New Way to run LLMS
Exo supports different partitioning strategies to split up a model across devices. The default partitioning strategy is ring memory weighted partitioning. This runs an inference in a ring where each device runs a number of model layers proportional to the memory of the device.
exo is under active development, so expect occasional bugs. The exo team actively addresses issues reported through their GitHub repository. exo also welcomes community contributions, with a list of bounties available for those interested.

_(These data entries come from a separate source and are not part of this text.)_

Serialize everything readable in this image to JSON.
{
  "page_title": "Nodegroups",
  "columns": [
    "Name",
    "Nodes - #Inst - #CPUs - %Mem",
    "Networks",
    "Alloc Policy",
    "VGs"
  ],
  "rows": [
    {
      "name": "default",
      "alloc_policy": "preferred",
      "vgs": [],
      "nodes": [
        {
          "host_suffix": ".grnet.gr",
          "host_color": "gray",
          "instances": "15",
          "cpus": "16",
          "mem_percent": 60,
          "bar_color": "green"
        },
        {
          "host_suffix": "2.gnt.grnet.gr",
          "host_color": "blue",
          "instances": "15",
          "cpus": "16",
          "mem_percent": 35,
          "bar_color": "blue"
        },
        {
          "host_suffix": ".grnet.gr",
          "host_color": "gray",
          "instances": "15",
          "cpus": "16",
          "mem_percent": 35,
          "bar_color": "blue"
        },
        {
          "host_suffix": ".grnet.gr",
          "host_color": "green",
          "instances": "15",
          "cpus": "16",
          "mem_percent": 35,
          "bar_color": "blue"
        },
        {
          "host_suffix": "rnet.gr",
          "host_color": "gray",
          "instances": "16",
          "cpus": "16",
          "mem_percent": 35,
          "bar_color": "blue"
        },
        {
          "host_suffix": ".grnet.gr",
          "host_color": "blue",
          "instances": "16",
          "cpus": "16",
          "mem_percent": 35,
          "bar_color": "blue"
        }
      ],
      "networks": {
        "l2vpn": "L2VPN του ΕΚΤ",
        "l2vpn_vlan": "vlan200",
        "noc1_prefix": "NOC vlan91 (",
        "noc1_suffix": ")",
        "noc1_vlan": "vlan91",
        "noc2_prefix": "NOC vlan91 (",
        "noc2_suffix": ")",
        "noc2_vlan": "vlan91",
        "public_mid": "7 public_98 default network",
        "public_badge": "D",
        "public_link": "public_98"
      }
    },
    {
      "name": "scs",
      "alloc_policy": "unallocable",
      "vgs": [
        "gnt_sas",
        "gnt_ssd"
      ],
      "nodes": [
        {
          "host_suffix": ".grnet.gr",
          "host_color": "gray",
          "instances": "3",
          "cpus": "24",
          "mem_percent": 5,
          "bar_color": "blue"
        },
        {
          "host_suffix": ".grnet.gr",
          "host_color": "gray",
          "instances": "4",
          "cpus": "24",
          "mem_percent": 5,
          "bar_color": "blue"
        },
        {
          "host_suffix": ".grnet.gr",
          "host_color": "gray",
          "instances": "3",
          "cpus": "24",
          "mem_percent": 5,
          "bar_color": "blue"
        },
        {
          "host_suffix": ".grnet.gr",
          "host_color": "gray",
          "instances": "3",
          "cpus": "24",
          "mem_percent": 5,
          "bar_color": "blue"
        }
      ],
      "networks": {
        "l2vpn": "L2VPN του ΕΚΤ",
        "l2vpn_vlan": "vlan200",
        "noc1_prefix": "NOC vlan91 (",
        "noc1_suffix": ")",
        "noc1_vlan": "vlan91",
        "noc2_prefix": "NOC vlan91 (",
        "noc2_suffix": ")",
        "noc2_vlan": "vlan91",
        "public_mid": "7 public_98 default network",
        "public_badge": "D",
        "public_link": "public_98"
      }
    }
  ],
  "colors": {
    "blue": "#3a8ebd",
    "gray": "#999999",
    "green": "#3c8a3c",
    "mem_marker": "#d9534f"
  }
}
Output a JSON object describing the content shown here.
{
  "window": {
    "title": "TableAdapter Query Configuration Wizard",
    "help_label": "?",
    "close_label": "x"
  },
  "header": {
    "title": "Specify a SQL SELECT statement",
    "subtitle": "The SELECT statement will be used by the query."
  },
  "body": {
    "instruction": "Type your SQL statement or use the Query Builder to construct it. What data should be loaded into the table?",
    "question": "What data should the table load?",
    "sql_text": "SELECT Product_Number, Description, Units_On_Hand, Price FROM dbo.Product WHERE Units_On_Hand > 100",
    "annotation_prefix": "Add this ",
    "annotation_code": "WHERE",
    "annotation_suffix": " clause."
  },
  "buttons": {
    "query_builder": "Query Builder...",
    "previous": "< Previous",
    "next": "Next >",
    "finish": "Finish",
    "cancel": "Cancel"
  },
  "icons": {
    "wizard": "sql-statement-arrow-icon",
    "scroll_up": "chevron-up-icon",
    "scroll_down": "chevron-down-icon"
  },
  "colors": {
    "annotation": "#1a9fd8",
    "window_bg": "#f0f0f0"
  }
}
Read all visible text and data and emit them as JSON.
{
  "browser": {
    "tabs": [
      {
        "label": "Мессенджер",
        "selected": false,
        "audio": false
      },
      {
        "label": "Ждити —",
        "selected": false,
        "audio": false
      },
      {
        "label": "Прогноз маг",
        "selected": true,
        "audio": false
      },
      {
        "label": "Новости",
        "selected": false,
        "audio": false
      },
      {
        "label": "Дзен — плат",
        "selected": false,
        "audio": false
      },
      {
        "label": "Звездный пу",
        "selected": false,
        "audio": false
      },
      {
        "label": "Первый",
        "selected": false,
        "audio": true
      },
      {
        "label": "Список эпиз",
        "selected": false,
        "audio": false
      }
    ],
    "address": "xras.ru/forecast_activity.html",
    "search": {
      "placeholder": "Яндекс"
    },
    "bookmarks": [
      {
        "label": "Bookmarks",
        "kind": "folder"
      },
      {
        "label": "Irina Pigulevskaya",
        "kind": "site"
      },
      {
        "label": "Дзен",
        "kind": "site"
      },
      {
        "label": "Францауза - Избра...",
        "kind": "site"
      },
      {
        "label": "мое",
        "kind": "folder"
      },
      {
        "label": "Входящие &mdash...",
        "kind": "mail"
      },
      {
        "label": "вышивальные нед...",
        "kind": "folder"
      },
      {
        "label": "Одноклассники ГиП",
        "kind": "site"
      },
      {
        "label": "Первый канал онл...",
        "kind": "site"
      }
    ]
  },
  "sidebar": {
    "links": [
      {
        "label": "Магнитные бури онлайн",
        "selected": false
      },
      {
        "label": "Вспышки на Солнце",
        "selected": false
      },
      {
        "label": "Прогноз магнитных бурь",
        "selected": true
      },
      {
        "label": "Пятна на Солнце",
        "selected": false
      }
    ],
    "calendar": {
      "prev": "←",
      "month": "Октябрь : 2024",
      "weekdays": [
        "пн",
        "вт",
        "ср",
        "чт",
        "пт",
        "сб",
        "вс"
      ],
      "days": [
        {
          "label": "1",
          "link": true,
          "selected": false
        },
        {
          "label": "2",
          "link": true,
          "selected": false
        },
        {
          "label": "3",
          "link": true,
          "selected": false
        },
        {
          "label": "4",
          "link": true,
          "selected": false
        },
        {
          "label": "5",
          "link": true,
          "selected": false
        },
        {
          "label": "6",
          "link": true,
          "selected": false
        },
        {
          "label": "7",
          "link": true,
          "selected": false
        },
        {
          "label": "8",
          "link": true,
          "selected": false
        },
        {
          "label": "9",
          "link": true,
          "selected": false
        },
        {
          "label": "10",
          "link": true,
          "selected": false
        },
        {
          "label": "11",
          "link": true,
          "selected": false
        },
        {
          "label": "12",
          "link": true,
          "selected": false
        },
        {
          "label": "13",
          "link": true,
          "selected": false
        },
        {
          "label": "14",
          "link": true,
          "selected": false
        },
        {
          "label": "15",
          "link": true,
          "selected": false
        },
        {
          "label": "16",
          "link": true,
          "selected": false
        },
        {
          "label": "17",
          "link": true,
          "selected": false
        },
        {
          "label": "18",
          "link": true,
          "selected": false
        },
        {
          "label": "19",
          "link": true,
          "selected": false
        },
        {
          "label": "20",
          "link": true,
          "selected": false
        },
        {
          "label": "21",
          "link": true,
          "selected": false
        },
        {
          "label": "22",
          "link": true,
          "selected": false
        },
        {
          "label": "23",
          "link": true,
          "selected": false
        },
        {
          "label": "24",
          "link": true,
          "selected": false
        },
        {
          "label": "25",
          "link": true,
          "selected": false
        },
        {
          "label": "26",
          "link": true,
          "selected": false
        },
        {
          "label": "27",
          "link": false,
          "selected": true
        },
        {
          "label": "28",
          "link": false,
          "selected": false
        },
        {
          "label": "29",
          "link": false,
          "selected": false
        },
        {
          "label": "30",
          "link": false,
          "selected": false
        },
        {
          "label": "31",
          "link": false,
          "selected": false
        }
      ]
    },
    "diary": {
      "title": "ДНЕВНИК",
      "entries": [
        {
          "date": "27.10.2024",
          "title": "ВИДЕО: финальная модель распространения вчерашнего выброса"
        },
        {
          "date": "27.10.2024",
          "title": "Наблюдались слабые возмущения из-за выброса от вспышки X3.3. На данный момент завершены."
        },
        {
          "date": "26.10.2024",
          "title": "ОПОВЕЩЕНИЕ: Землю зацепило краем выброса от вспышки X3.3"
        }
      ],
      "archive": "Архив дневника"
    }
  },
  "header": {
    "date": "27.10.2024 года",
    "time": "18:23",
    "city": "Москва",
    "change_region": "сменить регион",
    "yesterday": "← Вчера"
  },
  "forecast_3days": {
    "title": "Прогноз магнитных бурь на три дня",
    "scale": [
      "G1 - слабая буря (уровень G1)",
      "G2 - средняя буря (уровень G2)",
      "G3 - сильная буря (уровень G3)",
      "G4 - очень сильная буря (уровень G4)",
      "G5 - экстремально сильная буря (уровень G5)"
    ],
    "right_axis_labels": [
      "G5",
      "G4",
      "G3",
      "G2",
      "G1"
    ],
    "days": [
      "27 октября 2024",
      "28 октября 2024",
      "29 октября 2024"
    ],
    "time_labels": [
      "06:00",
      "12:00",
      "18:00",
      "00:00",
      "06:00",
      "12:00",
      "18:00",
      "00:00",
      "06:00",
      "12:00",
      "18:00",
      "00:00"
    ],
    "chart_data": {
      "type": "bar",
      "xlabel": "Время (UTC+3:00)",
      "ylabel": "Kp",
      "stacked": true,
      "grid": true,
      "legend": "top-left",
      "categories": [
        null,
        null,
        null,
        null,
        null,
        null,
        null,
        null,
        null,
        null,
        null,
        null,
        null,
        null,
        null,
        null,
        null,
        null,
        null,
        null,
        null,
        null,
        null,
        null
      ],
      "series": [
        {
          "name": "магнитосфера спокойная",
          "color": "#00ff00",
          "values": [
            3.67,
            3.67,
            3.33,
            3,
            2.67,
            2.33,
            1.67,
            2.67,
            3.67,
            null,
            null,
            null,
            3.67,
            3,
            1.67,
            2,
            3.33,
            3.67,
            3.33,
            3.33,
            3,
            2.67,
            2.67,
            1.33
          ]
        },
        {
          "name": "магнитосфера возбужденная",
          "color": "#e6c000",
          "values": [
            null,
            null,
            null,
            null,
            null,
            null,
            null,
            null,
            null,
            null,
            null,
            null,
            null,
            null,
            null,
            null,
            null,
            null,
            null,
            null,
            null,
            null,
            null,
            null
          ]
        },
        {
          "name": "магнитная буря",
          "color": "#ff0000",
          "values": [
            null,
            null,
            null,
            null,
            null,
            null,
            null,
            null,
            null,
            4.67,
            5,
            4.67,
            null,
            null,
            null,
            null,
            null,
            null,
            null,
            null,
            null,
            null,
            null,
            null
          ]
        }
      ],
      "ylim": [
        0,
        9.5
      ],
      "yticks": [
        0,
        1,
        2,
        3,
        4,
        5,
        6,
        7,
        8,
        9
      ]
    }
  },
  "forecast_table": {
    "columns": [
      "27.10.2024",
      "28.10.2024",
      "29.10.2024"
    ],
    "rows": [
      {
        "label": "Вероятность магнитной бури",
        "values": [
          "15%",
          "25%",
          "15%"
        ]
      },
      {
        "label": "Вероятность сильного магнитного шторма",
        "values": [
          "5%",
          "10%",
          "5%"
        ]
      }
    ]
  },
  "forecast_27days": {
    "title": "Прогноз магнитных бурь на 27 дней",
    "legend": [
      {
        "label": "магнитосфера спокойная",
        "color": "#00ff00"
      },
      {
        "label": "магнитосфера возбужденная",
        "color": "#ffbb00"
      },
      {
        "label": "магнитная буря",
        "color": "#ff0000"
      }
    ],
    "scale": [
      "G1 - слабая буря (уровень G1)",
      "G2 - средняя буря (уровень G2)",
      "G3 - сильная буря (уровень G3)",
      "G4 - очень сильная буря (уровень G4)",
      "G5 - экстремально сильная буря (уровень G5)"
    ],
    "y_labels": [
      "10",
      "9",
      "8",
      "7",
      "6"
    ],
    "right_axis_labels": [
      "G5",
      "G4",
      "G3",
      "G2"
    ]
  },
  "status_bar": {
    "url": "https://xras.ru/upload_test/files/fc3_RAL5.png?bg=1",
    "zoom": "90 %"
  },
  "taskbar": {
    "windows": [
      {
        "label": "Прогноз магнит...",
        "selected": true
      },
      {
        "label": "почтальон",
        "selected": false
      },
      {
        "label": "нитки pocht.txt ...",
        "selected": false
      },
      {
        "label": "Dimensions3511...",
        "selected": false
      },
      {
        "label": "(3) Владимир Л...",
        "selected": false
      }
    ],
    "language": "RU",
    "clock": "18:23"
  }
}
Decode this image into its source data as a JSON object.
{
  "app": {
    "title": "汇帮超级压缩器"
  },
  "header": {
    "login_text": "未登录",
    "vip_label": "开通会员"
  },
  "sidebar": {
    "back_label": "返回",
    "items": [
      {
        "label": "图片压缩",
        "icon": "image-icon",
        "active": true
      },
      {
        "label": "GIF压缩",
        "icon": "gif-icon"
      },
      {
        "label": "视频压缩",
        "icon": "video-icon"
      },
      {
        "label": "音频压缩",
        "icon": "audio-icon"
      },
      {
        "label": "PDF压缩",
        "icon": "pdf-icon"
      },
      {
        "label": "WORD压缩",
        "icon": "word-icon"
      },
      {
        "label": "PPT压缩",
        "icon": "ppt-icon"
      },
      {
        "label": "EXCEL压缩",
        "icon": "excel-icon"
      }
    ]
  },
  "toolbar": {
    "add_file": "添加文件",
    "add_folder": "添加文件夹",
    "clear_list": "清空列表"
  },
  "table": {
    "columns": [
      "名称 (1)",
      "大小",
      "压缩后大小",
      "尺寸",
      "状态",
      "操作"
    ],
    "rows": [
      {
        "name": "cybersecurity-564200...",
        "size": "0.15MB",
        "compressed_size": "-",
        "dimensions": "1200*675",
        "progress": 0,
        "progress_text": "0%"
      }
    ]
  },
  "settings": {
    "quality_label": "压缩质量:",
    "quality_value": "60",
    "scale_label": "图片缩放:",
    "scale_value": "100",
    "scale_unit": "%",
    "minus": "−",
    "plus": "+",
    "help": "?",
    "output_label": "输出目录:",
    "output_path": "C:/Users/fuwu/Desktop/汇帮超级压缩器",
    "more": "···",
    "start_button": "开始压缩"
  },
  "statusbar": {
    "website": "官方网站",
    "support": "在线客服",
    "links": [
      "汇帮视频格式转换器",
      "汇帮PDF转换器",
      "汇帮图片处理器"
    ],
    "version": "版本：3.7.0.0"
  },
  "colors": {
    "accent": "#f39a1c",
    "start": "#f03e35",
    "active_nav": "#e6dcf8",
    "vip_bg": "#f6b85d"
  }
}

Tired of expensive NVIDIA GPUs hindering your deep learning projects? exo is a revolutionary new software that unlocks the hidden potential of your existing devices! exo transforms your iPhone, iPad, Android phone, Mac, Linux machine, or practically any device into a single, powerful GPU. exo is an experimental, open-source software program that facilitates distributed deep learning. In simpler terms, it allows you to leverage the combined processing power of multiple devices to run complex machine learning models that wouldn't be possible on a single device due to memory or processing limitations.
Installation:
Currently, installing exo from source is the recommended approach. Prerequisites include Python version 3.12.0 or higher due to compatibility issues with asyncio in previous versions. Detailed installation instructions can be found on the exo GitHub repository.
Troubleshooting:
If you encounter issues running exo on Mac, refer to the MLX installation guide for troubleshooting steps.
Git
exo is incredibly easy to use. Here's an example demonstrating how to run a model across multiple macOS devices:
python3 main.py
Example Usage:
exo is incredibly easy to use. Here's an example demonstrating how to run a model across multiple macOS devices:
Device 1:
python3 main.py
Device 2:
python3 main.py
That's all! exo automatically discovers connected devices, eliminating the need for configuration.
Accessing Models:
The primary method for accessing models running on exo involves the exo library with peer handles. Refer to the provided Llama 3 example for guidance.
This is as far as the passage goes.